I have written about passwords a bunch of times before, mostly arguing in favour of password managers and against rules regarding password complexity and periodic password change. An increasingly growing group of information security professionals have moved on to this position and now an authoritative standards body has weighed in with a paper.
Everyone is familiar with password complexity rules and the requirement to change them periodically. They became a standard through one publication: NIST 800-63. National Institute of Standards and Technology (NIST), an American standards institution whose public standards US government (and quite a lot of the world) follows published the 800-63 standard on passwords in 2003. NIST documents are well-used by information security practitioners as they provide a very useful and publicly-available framework on cybersecurity as well as on related items.
The password guidelines in 800-63 were too complicated for a most people to understand very well. They led to bad practices, such as
- creating patterns: “JanJan2009!”, “AprApr2009!”, “JulJul2009!”, etc.
- writing them down insecurely and sticking them on computer screens
- using the same password for everything and changing them together.
Last year, NIST released its new set of password guidelines that advocate precisely the opposite:
“Verifiers SHOULD NOT impose other composition rules (e.g., requiring mixtures of different character types or prohibiting consecutively repeated characters) for memorized secrets. Verifiers SHOULD NOT require memorized secrets to be changed arbitrarily (e.g., periodically).”
Instead it recommends the use of password managers that can be used to store long and random passwords and to allow users to copy-paste passwords from these. It also recommends rate-limiting, i.e. preventing too many password tries in a short period (this method would be used by attackers manually or programmatically trying to brute-force your credentials directly on websites/apps), in addition to a number of other guidelines.
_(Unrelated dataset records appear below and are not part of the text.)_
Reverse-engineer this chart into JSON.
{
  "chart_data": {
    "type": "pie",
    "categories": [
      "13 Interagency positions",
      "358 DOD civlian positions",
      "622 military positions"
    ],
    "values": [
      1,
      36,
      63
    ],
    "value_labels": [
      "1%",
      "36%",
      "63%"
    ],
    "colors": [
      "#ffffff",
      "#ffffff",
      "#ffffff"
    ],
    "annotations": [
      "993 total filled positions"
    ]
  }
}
The NIST guidelines now make passwords easier for users and firmly pushes a number of additional requirements on IT administrators to protect their technology infrastructure. That is good for security because now users actually have the ability to create and store strong and unique passwords for all their various accounts because they do not have to remember all of them.
We won’t be out of the dark ages of passwords until passwords are gone, but we can try to make things a bit less painful to our users in the meantime.